Pat and Meghan

The Trip from Hell, Sponsored by US Airways, Part 2

Wednesday, 5 September 2007 14:08

The sunset of Part 1 left our weary traveller at the Philadelphia Marriott, approximately 500 miles from his final destination, without a suitcase, hoping for a better day. The next morning started well, despite a return to work clothing that I had been wearing in a hot airplane for most of the previous day. I endured TSA scrutiny unscathed, and wandered over to the gate denoted on my boarding pass.

What they neglect to mention about gate 16 is that it is a portal to another dimension: the loser gate. My first clue was the large woman alternatively shouting over a walkie talkie and at the massed line of people, her barked orders providing neither guidance nor order. Rather than a conventional gate, gate 16 led hundreds of people down an escalator to the bowels of the airport, huddled them together in an unordered mess, and then left them to wait for a bus that came every ten minutes. Like the “just off airport” Quality Inn US Air had tried to send me too, the loser gate was “just off” the regular terminal, and required a bus ride that was consistent with US Air’s usual scheduling MO: it arrived and departed when it damn well pleased.

Once the beat up bus arrived, glass doors would whoosh open as harried travels pushed past each other for space on the infrequent bus, while US Air staff looked on as one might observe the running of the bulls.

Once at the loser gate, things begin to look up. My plane was there, I had an exit seat, and we pushed back from the gate a few moments early so US Air could record an on-time departure. Once pushed back however, we spent 90 minutes on the tarmac due to some unknown reason.

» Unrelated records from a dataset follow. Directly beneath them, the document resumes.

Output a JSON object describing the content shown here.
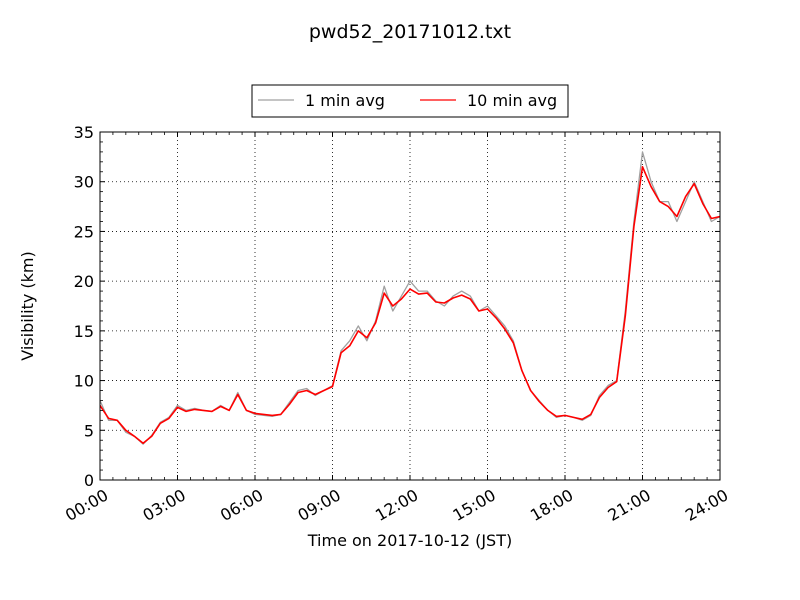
{
  "chart_data": {
    "type": "line",
    "title": "pwd52_20171012.txt",
    "xlabel": "Time on 2017-10-12 (JST)",
    "ylabel": "Visibility (km)",
    "xlim": [
      "00:00",
      "24:00"
    ],
    "ylim": [
      0,
      35
    ],
    "x_ticks": [
      "00:00",
      "03:00",
      "06:00",
      "09:00",
      "12:00",
      "15:00",
      "18:00",
      "21:00",
      "24:00"
    ],
    "y_ticks": [
      "0",
      "5",
      "10",
      "15",
      "20",
      "25",
      "30",
      "35"
    ],
    "grid": true,
    "legend_position": "top-center",
    "series": [
      {
        "name": "1 min avg",
        "color": "#a0a0a0",
        "x": [
          "00:00",
          "00:20",
          "00:40",
          "01:00",
          "01:20",
          "01:40",
          "02:00",
          "02:20",
          "02:40",
          "03:00",
          "03:20",
          "03:40",
          "04:00",
          "04:20",
          "04:40",
          "05:00",
          "05:20",
          "05:40",
          "06:00",
          "06:20",
          "06:40",
          "07:00",
          "07:20",
          "07:40",
          "08:00",
          "08:20",
          "08:40",
          "09:00",
          "09:20",
          "09:40",
          "10:00",
          "10:20",
          "10:40",
          "11:00",
          "11:20",
          "11:40",
          "12:00",
          "12:20",
          "12:40",
          "13:00",
          "13:20",
          "13:40",
          "14:00",
          "14:20",
          "14:40",
          "15:00",
          "15:20",
          "15:40",
          "16:00",
          "16:20",
          "16:40",
          "17:00",
          "17:20",
          "17:40",
          "18:00",
          "18:20",
          "18:40",
          "19:00",
          "19:20",
          "19:40",
          "20:00",
          "20:20",
          "20:40",
          "21:00",
          "21:20",
          "21:40",
          "22:00",
          "22:20",
          "22:40",
          "23:00",
          "23:20",
          "23:40",
          "24:00"
        ],
        "values": [
          8.0,
          6.0,
          6.0,
          4.8,
          4.4,
          3.6,
          4.5,
          5.8,
          6.3,
          7.5,
          7.0,
          7.2,
          7.0,
          6.9,
          7.5,
          7.0,
          8.8,
          7.0,
          6.6,
          6.5,
          6.4,
          6.6,
          7.8,
          9.0,
          9.2,
          8.5,
          9.0,
          9.5,
          13.0,
          14.0,
          15.5,
          14.0,
          16.0,
          19.5,
          17.0,
          18.5,
          20.0,
          19.0,
          19.0,
          18.0,
          17.5,
          18.5,
          19.0,
          18.5,
          17.0,
          17.5,
          16.5,
          15.5,
          14.0,
          11.0,
          9.0,
          8.0,
          7.0,
          6.3,
          6.5,
          6.3,
          6.0,
          6.5,
          8.5,
          9.5,
          10.0,
          17.0,
          26.0,
          33.0,
          30.0,
          28.0,
          28.0,
          26.0,
          28.0,
          30.0,
          28.0,
          26.0,
          26.5
        ]
      },
      {
        "name": "10 min avg",
        "color": "#ff0000",
        "x": [
          "00:00",
          "00:20",
          "00:40",
          "01:00",
          "01:20",
          "01:40",
          "02:00",
          "02:20",
          "02:40",
          "03:00",
          "03:20",
          "03:40",
          "04:00",
          "04:20",
          "04:40",
          "05:00",
          "05:20",
          "05:40",
          "06:00",
          "06:20",
          "06:40",
          "07:00",
          "07:20",
          "07:40",
          "08:00",
          "08:20",
          "08:40",
          "09:00",
          "09:20",
          "09:40",
          "10:00",
          "10:20",
          "10:40",
          "11:00",
          "11:20",
          "11:40",
          "12:00",
          "12:20",
          "12:40",
          "13:00",
          "13:20",
          "13:40",
          "14:00",
          "14:20",
          "14:40",
          "15:00",
          "15:20",
          "15:40",
          "16:00",
          "16:20",
          "16:40",
          "17:00",
          "17:20",
          "17:40",
          "18:00",
          "18:20",
          "18:40",
          "19:00",
          "19:20",
          "19:40",
          "20:00",
          "20:20",
          "20:40",
          "21:00",
          "21:20",
          "21:40",
          "22:00",
          "22:20",
          "22:40",
          "23:00",
          "23:20",
          "23:40",
          "24:00"
        ],
        "values": [
          7.5,
          6.2,
          6.0,
          5.0,
          4.4,
          3.7,
          4.4,
          5.7,
          6.2,
          7.3,
          6.9,
          7.1,
          7.0,
          6.9,
          7.4,
          7.0,
          8.6,
          7.0,
          6.7,
          6.6,
          6.5,
          6.6,
          7.6,
          8.8,
          9.0,
          8.6,
          9.0,
          9.4,
          12.8,
          13.5,
          15.0,
          14.3,
          15.8,
          18.8,
          17.5,
          18.2,
          19.2,
          18.7,
          18.8,
          17.9,
          17.8,
          18.3,
          18.6,
          18.2,
          17.0,
          17.2,
          16.3,
          15.2,
          13.8,
          11.0,
          9.0,
          7.9,
          7.0,
          6.4,
          6.5,
          6.3,
          6.1,
          6.6,
          8.3,
          9.3,
          9.9,
          16.5,
          25.5,
          31.5,
          29.5,
          28.0,
          27.5,
          26.5,
          28.5,
          29.8,
          27.8,
          26.3,
          26.5
        ]
      }
    ]
  }
}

I eventually arrived in Erie, PA glad to be on the ground and looking forward to fresh clothes. Standing like a lost child at the luggage belt, I watched as my fellow fliers retrieved their bags, until I was alone in the small baggage claim area and the conveyor eventually grated to a stop. As expected and feared, by friend and fellow traveller who had already survived two lost luggage incidents was back on the MIA list.

I filed a claim with the US Air agent on duty, who told me I should have demanded my luggage back in Philly, and that PHL was a “black hole” for lost baggage. Thanks for the comforting thoughts, pal. He said it would likely be on the next flight, which arrived at 6PM, two hours after I was supposed to be on the road blazing a trail towards Charlotte in a rented moving truck.

I met my aunt, picked up the truck, and noticed that fine aged cheese and I now had more than our humor in common: I was beginning to smell a bit ripe. Borrowing my aunt’s car, I made a beeline towards my favorite store for cheap clothes: Kohl’s. I got a funny look from the counter girl, standing in my cuff link-adorned Thomas Pink shirt, custom tailored pants and shoes, smelling bad, looking frustrated and depositing an odd collection of replacement clothes on the counter. Since I had to load the truck that afternoon, and fulfilling a long-suppressed desire for the “militant college-football hiker” look, I had selected some cammo shorts, hiking shoes, and a Texas Longhorn’s T-shirt. I’m not much of a college football fan, but apparently Texas paraphernalia is not a big mover in Erie, PA, since the shirt was less than ten bucks.

I returned to my aunt’s house, changed and headed to my grandfather’s to load up the truck, the original intent of the trip. All missions accomplished, and now funkier than James Brown in his prime, I bid Erie adieu and pointed my truck south.

About two hours outside Erie I got a cal from the Erie airport. They had found my bag! Not wanting to add an additional four hours to my trip, they said they would send it to Charlotte and I would have it the next day. Tearing down the highway (if doing 55 in a rented moving truck that shook violently about 57mph can be described as tearing) it seemed my ordeal was nearing it’s end.